Learning and Identity Construction through Gamification in Visual Art Education - A Student Perspective

A4 Conference proceedings


Internal Authors/Editors


Publication Details

List of Authors: Matilda Ståhl, Hannah Kaihovirta, Minna Rimpilä
Editors: Melanie Ciussi
Publication year: 2018
Publisher: Academic Conferences and Publishing International Limited Reading
Book title: Proceedings of the 12th European Conference on Games Based Learning SKEMA Business School Sophia Antipolis, France 4-5 October 2018
Start page: 912
End page: 914
ISBN: 978-1-911218-99-9
eISBN: 978-1-912764-00-6
ISSN: 2049-0992


Abstract

This work in progress was presented on ECGBL in the planning stage (Ståhl & Kaihovirta, 2016) and shortly after the pilot study was conducted (Ståhl, Kaihovirta & Rimpilä, 2017) where we discussed our first impressions and noted that using game elements can enhance visual art education. In this paper, the focus is on a student perspective with transcriptions from the video material supporting our preliminary results.

This pilot study, inspired by Participatory Action Research, where the teacher in collaboration with the researchers designed a learning experience with digital games as an inspiration in visual arts education. The games represented a variety of visual expressions to choose from. During a total of six lessons, the students aged 12-13 worked alone or in pairs and transformed a scene from a digital game to paper cut art and back to a digital photograph. The students first arranged these layers in a certain order to achieve a sense of depth and then photographed the scene by using the camera function in their tablets, with their efforts resulting in a digital photograph. The data discussed in this paper consists of video recordings (370 minutes) focused on two pairs working on the task. However, two other groups chose to work close enough to the intended focus students for the cameras to document a large part of their processes as well. The games these students were inspired by were Journey (2012), Shelter (2013) and Night in the Woods (2017).
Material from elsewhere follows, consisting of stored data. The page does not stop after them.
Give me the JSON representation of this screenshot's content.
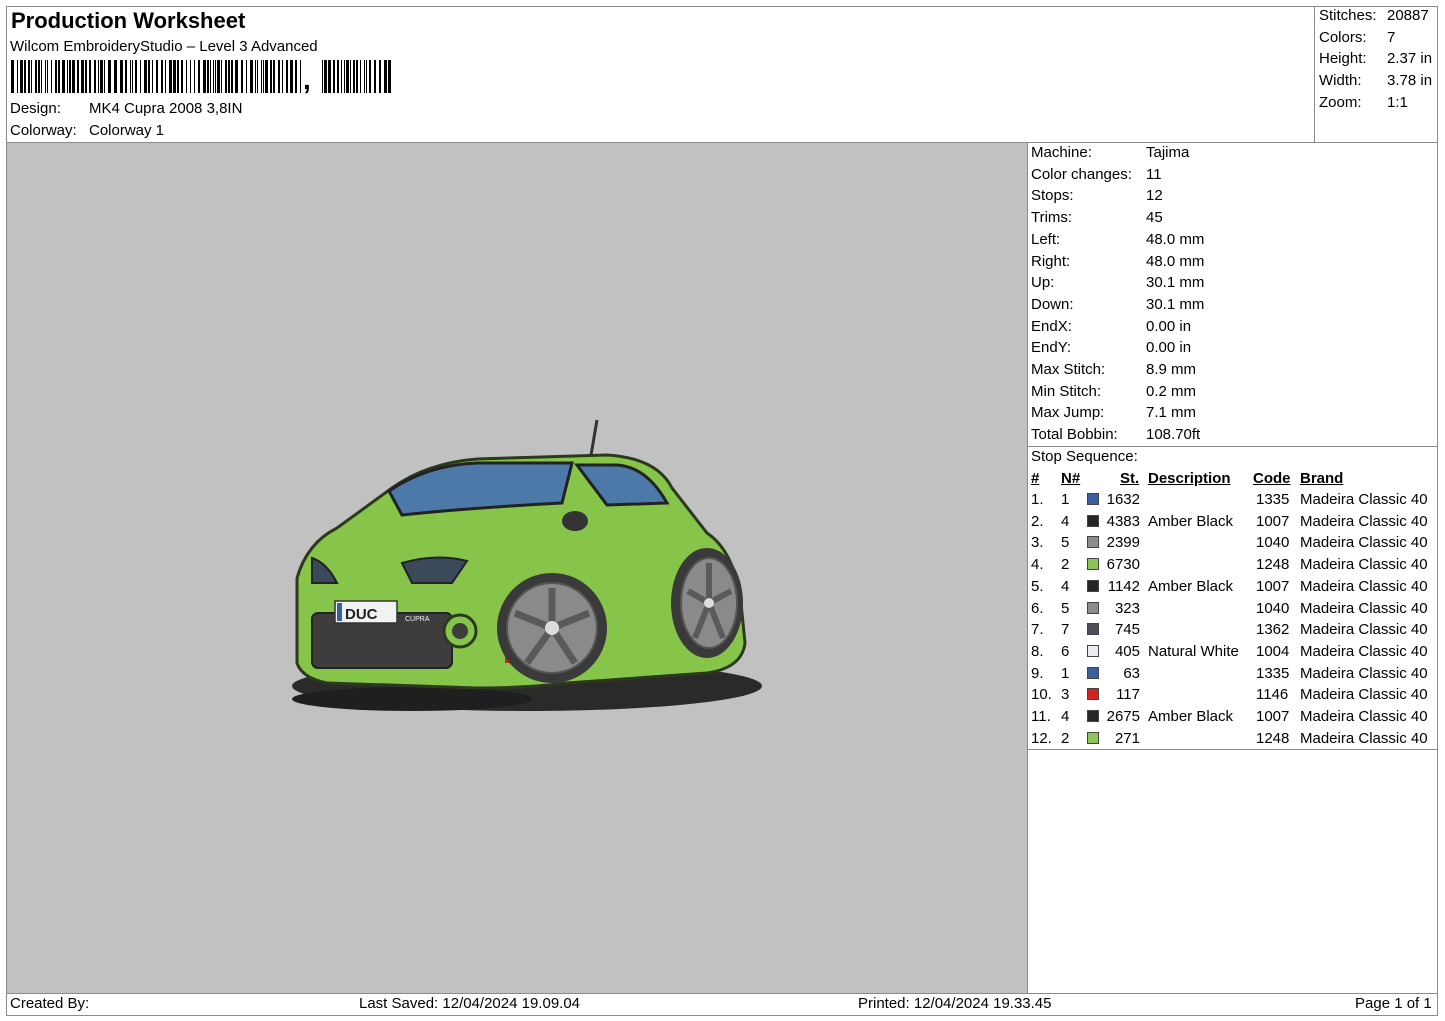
{
  "header": {
    "title": "Production Worksheet",
    "software": "Wilcom EmbroideryStudio – Level 3 Advanced",
    "barcode_suffix": ",",
    "design_label": "Design:",
    "design_value": "MK4 Cupra 2008 3,8IN",
    "colorway_label": "Colorway:",
    "colorway_value": "Colorway 1"
  },
  "summary": [
    {
      "label": "Stitches:",
      "value": "20887"
    },
    {
      "label": "Colors:",
      "value": "7"
    },
    {
      "label": "Height:",
      "value": "2.37 in"
    },
    {
      "label": "Width:",
      "value": "3.78 in"
    },
    {
      "label": "Zoom:",
      "value": "1:1"
    }
  ],
  "machine_info": [
    {
      "label": "Machine:",
      "value": "Tajima"
    },
    {
      "label": "Color changes:",
      "value": "11"
    },
    {
      "label": "Stops:",
      "value": "12"
    },
    {
      "label": "Trims:",
      "value": "45"
    },
    {
      "label": "Left:",
      "value": "48.0 mm"
    },
    {
      "label": "Right:",
      "value": "48.0 mm"
    },
    {
      "label": "Up:",
      "value": "30.1 mm"
    },
    {
      "label": "Down:",
      "value": "30.1 mm"
    },
    {
      "label": "EndX:",
      "value": "0.00 in"
    },
    {
      "label": "EndY:",
      "value": "0.00 in"
    },
    {
      "label": "Max Stitch:",
      "value": "8.9 mm"
    },
    {
      "label": "Min Stitch:",
      "value": "0.2 mm"
    },
    {
      "label": "Max Jump:",
      "value": "7.1 mm"
    },
    {
      "label": "Total Bobbin:",
      "value": "108.70ft"
    }
  ],
  "stop_sequence": {
    "title": "Stop Sequence:",
    "headers": {
      "num": "#",
      "needle": "N#",
      "stitches": "St.",
      "description": "Description",
      "code": "Code",
      "brand": "Brand"
    },
    "rows": [
      {
        "num": "1.",
        "needle": "1",
        "color": "#3a5fa0",
        "stitches": "1632",
        "description": "",
        "code": "1335",
        "brand": "Madeira Classic 40"
      },
      {
        "num": "2.",
        "needle": "4",
        "color": "#262626",
        "stitches": "4383",
        "description": "Amber Black",
        "code": "1007",
        "brand": "Madeira Classic 40"
      },
      {
        "num": "3.",
        "needle": "5",
        "color": "#8c8c8c",
        "stitches": "2399",
        "description": "",
        "code": "1040",
        "brand": "Madeira Classic 40"
      },
      {
        "num": "4.",
        "needle": "2",
        "color": "#8cc456",
        "stitches": "6730",
        "description": "",
        "code": "1248",
        "brand": "Madeira Classic 40"
      },
      {
        "num": "5.",
        "needle": "4",
        "color": "#262626",
        "stitches": "1142",
        "description": "Amber Black",
        "code": "1007",
        "brand": "Madeira Classic 40"
      },
      {
        "num": "6.",
        "needle": "5",
        "color": "#8c8c8c",
        "stitches": "323",
        "description": "",
        "code": "1040",
        "brand": "Madeira Classic 40"
      },
      {
        "num": "7.",
        "needle": "7",
        "color": "#4d4d5c",
        "stitches": "745",
        "description": "",
        "code": "1362",
        "brand": "Madeira Classic 40"
      },
      {
        "num": "8.",
        "needle": "6",
        "color": "#ececf0",
        "stitches": "405",
        "description": "Natural White",
        "code": "1004",
        "brand": "Madeira Classic 40"
      },
      {
        "num": "9.",
        "needle": "1",
        "color": "#3a5fa0",
        "stitches": "63",
        "description": "",
        "code": "1335",
        "brand": "Madeira Classic 40"
      },
      {
        "num": "10.",
        "needle": "3",
        "color": "#d42222",
        "stitches": "117",
        "description": "",
        "code": "1146",
        "brand": "Madeira Classic 40"
      },
      {
        "num": "11.",
        "needle": "4",
        "color": "#262626",
        "stitches": "2675",
        "description": "Amber Black",
        "code": "1007",
        "brand": "Madeira Classic 40"
      },
      {
        "num": "12.",
        "needle": "2",
        "color": "#8cc456",
        "stitches": "271",
        "description": "",
        "code": "1248",
        "brand": "Madeira Classic 40"
      }
    ]
  },
  "design_preview": {
    "plate_text": "DUC",
    "badge_text": "CUPRA",
    "body_color": "#86c44a",
    "window_color": "#4d79a8"
  },
  "footer": {
    "created_by": "Created By:",
    "last_saved": "Last Saved: 12/04/2024 19.09.04",
    "printed": "Printed: 12/04/2024 19.33.45",
    "page": "Page 1 of 1"
  }
}
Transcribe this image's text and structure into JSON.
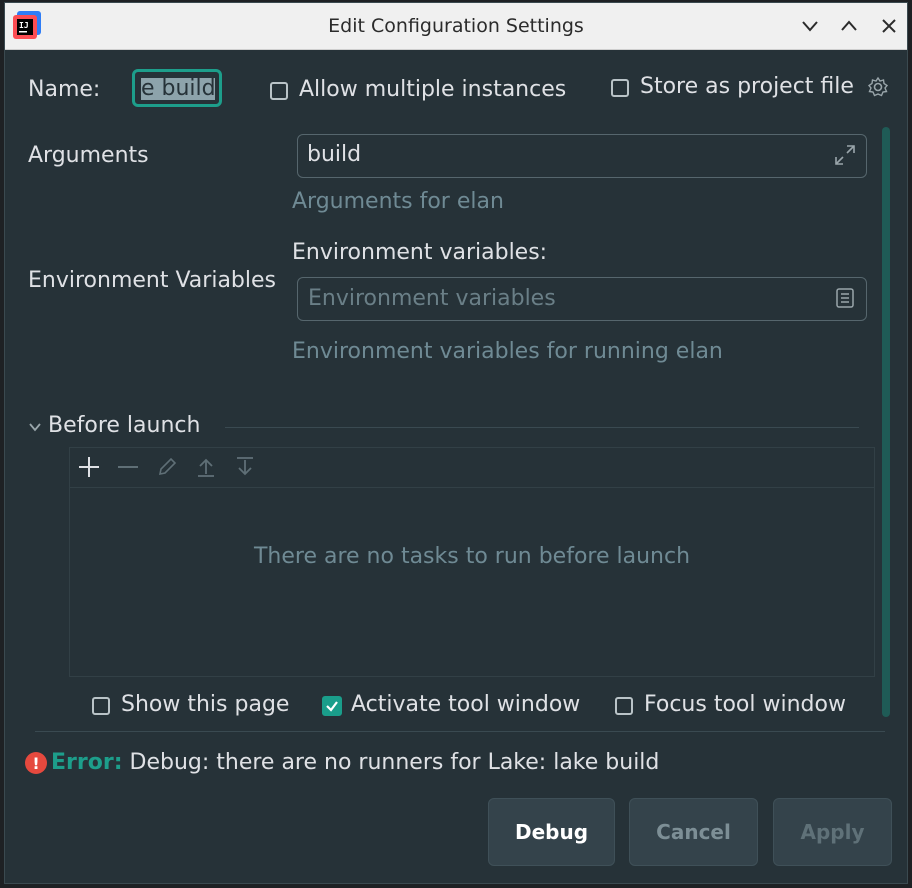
{
  "window": {
    "title": "Edit Configuration Settings",
    "app_icon": "intellij-logo-icon",
    "controls": [
      "minimize-icon",
      "maximize-icon",
      "close-icon"
    ]
  },
  "name_row": {
    "label": "Name:",
    "value": "e build",
    "allow_multiple_label": "Allow multiple instances",
    "allow_multiple_checked": false,
    "store_project_label": "Store as project file",
    "store_project_checked": false
  },
  "arguments": {
    "label": "Arguments",
    "value": "build",
    "hint": "Arguments for elan"
  },
  "environment": {
    "label": "Environment Variables",
    "field_label": "Environment variables:",
    "placeholder": "Environment variables",
    "hint": "Environment variables for running elan"
  },
  "before_launch": {
    "title": "Before launch",
    "toolbar": [
      "add-icon",
      "remove-icon",
      "edit-icon",
      "move-up-icon",
      "move-down-icon"
    ],
    "empty_text": "There are no tasks to run before launch",
    "show_page_label": "Show this page",
    "show_page_checked": false,
    "activate_tool_label": "Activate tool window",
    "activate_tool_checked": true,
    "focus_tool_label": "Focus tool window",
    "focus_tool_checked": false
  },
  "error": {
    "prefix": "Error:",
    "message": "Debug: there are no runners for Lake: lake build"
  },
  "buttons": {
    "debug": "Debug",
    "cancel": "Cancel",
    "apply": "Apply"
  },
  "colors": {
    "accent": "#1d9e8b",
    "background": "#263238",
    "error": "#e5493e"
  }
}
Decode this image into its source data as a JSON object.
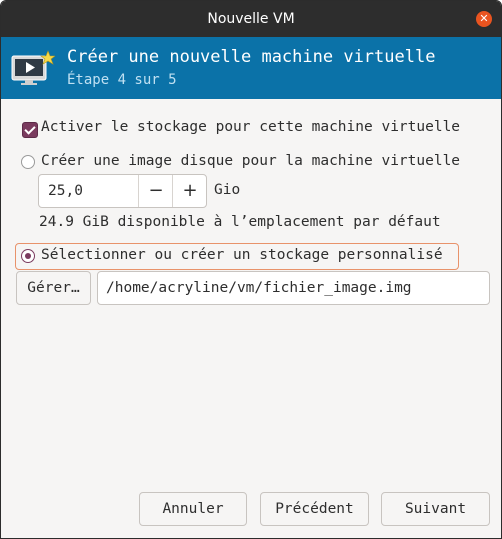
{
  "window": {
    "title": "Nouvelle VM"
  },
  "banner": {
    "heading": "Créer une nouvelle machine virtuelle",
    "step": "Étape 4 sur 5"
  },
  "storage": {
    "enable_label": "Activer le stockage pour cette machine virtuelle",
    "enable_checked": true,
    "create_image_label": "Créer une image disque pour la machine virtuelle",
    "create_image_selected": false,
    "size_value": "25,0",
    "size_unit": "Gio",
    "minus_label": "−",
    "plus_label": "+",
    "available_text": "24.9 GiB disponible à l’emplacement par défaut",
    "custom_label": "Sélectionner ou créer un stockage personnalisé",
    "custom_selected": true,
    "manage_label": "Gérer…",
    "path_value": "/home/acryline/vm/fichier_image.img"
  },
  "footer": {
    "cancel_label": "Annuler",
    "back_label": "Précédent",
    "next_label": "Suivant"
  },
  "colors": {
    "banner": "#0b72a8",
    "accent": "#7a3b5e",
    "focus": "#e8926a",
    "close": "#e95420"
  },
  "icons": {
    "close": "close-icon",
    "vm": "vm-monitor-icon"
  }
}
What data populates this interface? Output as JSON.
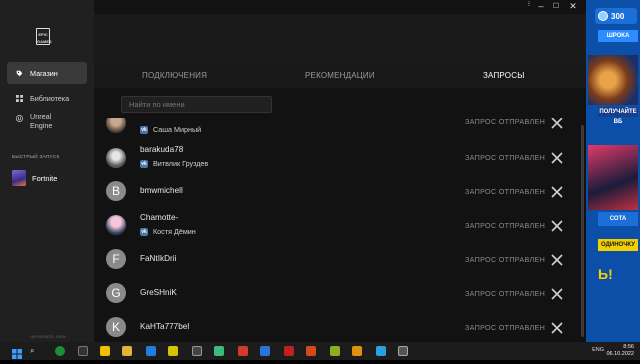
{
  "sidebar": {
    "logo_text": "EPIC GAMES",
    "items": [
      {
        "label": "Магазин",
        "icon": "tag-icon"
      },
      {
        "label": "Библиотека",
        "icon": "grid-icon"
      },
      {
        "label_line1": "Unreal",
        "label_line2": "Engine",
        "icon": "unreal-icon"
      }
    ],
    "quick_launch_title": "БЫСТРЫЙ ЗАПУСК",
    "quick_launch_game": "Fortnite",
    "footer_text": "UN PRIVATE: 100%"
  },
  "tabs": [
    "ПОДКЛЮЧЕНИЯ",
    "РЕКОМЕНДАЦИИ",
    "ЗАПРОСЫ"
  ],
  "search": {
    "placeholder": "Найти по имени"
  },
  "status_text": "ЗАПРОС ОТПРАВЛЕН",
  "requests": [
    {
      "name": "",
      "vk_name": "Саша Мирный",
      "avatar_letter": "",
      "avatar": "photo"
    },
    {
      "name": "barakuda78",
      "vk_name": "Витвлик Груздев",
      "avatar_letter": "",
      "avatar": "photo"
    },
    {
      "name": "bmwmichell",
      "vk_name": "",
      "avatar_letter": "B",
      "avatar": "letter"
    },
    {
      "name": "Chamotte-",
      "vk_name": "Костя Дёмин",
      "avatar_letter": "",
      "avatar": "photo"
    },
    {
      "name": "FaNtIkDrii",
      "vk_name": "",
      "avatar_letter": "F",
      "avatar": "letter"
    },
    {
      "name": "GreSHniK",
      "vk_name": "",
      "avatar_letter": "G",
      "avatar": "letter"
    },
    {
      "name": "KaHTa777bel",
      "vk_name": "",
      "avatar_letter": "K",
      "avatar": "letter"
    }
  ],
  "right_panel": {
    "vbucks": "300",
    "banners": [
      "ШРОКА",
      "ПОЛУЧАЙТЕ ВБ",
      "СОТА",
      "ОДИНОЧКУ",
      "Ь!"
    ]
  },
  "taskbar": {
    "lang": "ENG",
    "time": "8:56",
    "date": "06.10.2022"
  },
  "colors": {
    "background": "#121212",
    "sidebar": "#202020",
    "vk_blue": "#4a76a8",
    "right_panel_blue": "#0b4fa8"
  }
}
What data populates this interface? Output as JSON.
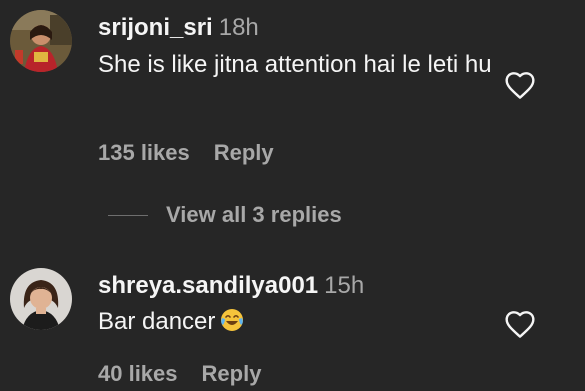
{
  "comments": [
    {
      "username": "srijoni_sri",
      "time": "18h",
      "text": "She is like jitna attention hai le leti hu",
      "likes": "135 likes",
      "reply": "Reply",
      "view_replies": "View all 3 replies"
    },
    {
      "username": "shreya.sandilya001",
      "time": "15h",
      "text": "Bar dancer",
      "emoji": "face-with-tears-of-joy",
      "likes": "40 likes",
      "reply": "Reply"
    }
  ],
  "colors": {
    "background": "#262626",
    "primary_text": "#f5f5f5",
    "secondary_text": "#a8a8a8"
  }
}
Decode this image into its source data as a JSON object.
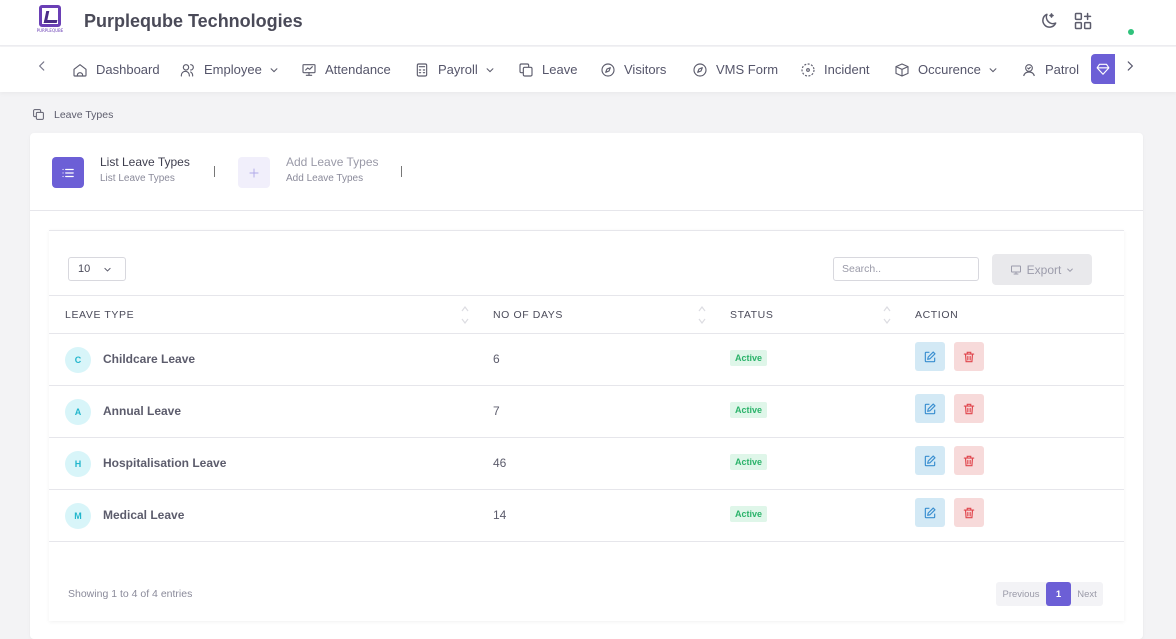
{
  "app": {
    "logo_text": "PURPLEQUBE",
    "title": "Purpleqube Technologies"
  },
  "nav": {
    "items": [
      {
        "label": "Dashboard",
        "icon": "home-icon"
      },
      {
        "label": "Employee",
        "icon": "users-icon"
      },
      {
        "label": "Attendance",
        "icon": "presentation-icon"
      },
      {
        "label": "Payroll",
        "icon": "calculator-icon"
      },
      {
        "label": "Leave",
        "icon": "copy-icon"
      },
      {
        "label": "Visitors",
        "icon": "compass-icon"
      },
      {
        "label": "VMS Form",
        "icon": "compass-icon"
      },
      {
        "label": "Incident",
        "icon": "target-icon"
      },
      {
        "label": "Occurence",
        "icon": "box-icon"
      },
      {
        "label": "Patrol",
        "icon": "user-shield-icon"
      }
    ]
  },
  "breadcrumb": {
    "label": "Leave Types"
  },
  "tabs": [
    {
      "title": "List Leave Types",
      "subtitle": "List Leave Types"
    },
    {
      "title": "Add Leave Types",
      "subtitle": "Add Leave Types"
    }
  ],
  "table_controls": {
    "page_length": "10",
    "search_placeholder": "Search..",
    "export_label": "Export"
  },
  "table": {
    "columns": [
      "LEAVE TYPE",
      "NO OF DAYS",
      "STATUS",
      "ACTION"
    ],
    "rows": [
      {
        "initial": "C",
        "name": "Childcare Leave",
        "days": "6",
        "status": "Active"
      },
      {
        "initial": "A",
        "name": "Annual Leave",
        "days": "7",
        "status": "Active"
      },
      {
        "initial": "H",
        "name": "Hospitalisation Leave",
        "days": "46",
        "status": "Active"
      },
      {
        "initial": "M",
        "name": "Medical Leave",
        "days": "14",
        "status": "Active"
      }
    ]
  },
  "footer": {
    "info": "Showing 1 to 4 of 4 entries",
    "previous": "Previous",
    "page": "1",
    "next": "Next"
  },
  "colors": {
    "primary": "#6c5fd6",
    "active_badge_bg": "#dff6e9",
    "active_badge_text": "#2bb36a",
    "avatar_bg": "#d8f5f9",
    "avatar_text": "#22b6cc",
    "edit_bg": "#d3e9f5",
    "delete_bg": "#f7dada",
    "online": "#2fc27b"
  }
}
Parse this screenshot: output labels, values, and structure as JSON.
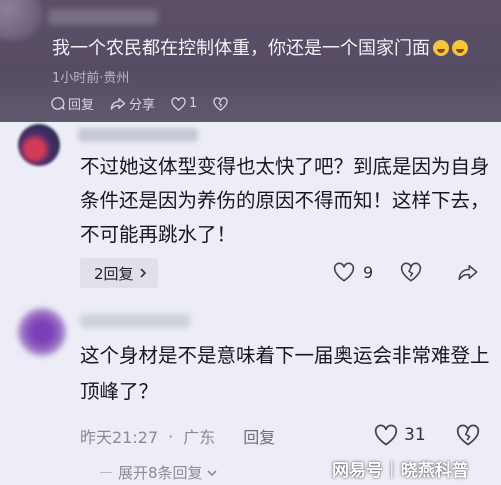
{
  "top_comment": {
    "text": "我一个农民都在控制体重，你还是一个国家门面",
    "meta": "1小时前·贵州",
    "reply_label": "回复",
    "share_label": "分享",
    "like_count": "1",
    "emoji_icons": [
      "laugh-cry-emoji",
      "laugh-cry-emoji"
    ]
  },
  "comment1": {
    "text": "不过她这体型变得也太快了吧？到底是因为自身条件还是因为养伤的原因不得而知！这样下去，不可能再跳水了！",
    "replies_label": "2回复",
    "like_count": "9"
  },
  "comment2": {
    "text": "这个身材是不是意味着下一届奥运会非常难登上顶峰了？",
    "time": "昨天21:27",
    "location": "广东",
    "reply_label": "回复",
    "like_count": "31",
    "expand_label": "展开8条回复"
  },
  "watermark": {
    "brand": "网易号",
    "separator": "|",
    "author": "晓燕科普"
  },
  "colors": {
    "page_bg": "#ecedf6",
    "top_card_bg": "#5b5068",
    "text_primary": "#17171d",
    "text_muted": "#8b8b95"
  }
}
The preliminary results indicate that the students have the vocabulary to discuss and negotiate key concepts within visual art education spontaneously by themselves; such as disposition, content, colours and technique. Based on our data, we note that although the students are willing and have the vocabulary to engage in discussions on the visual aesthetics of the game, this type of discussions tend to be initiated by their teacher or one of the researchers. Therefore, we state that gamification in visual art education might offer the students tools to express and analyse the visual environments that are part of their everyday lives.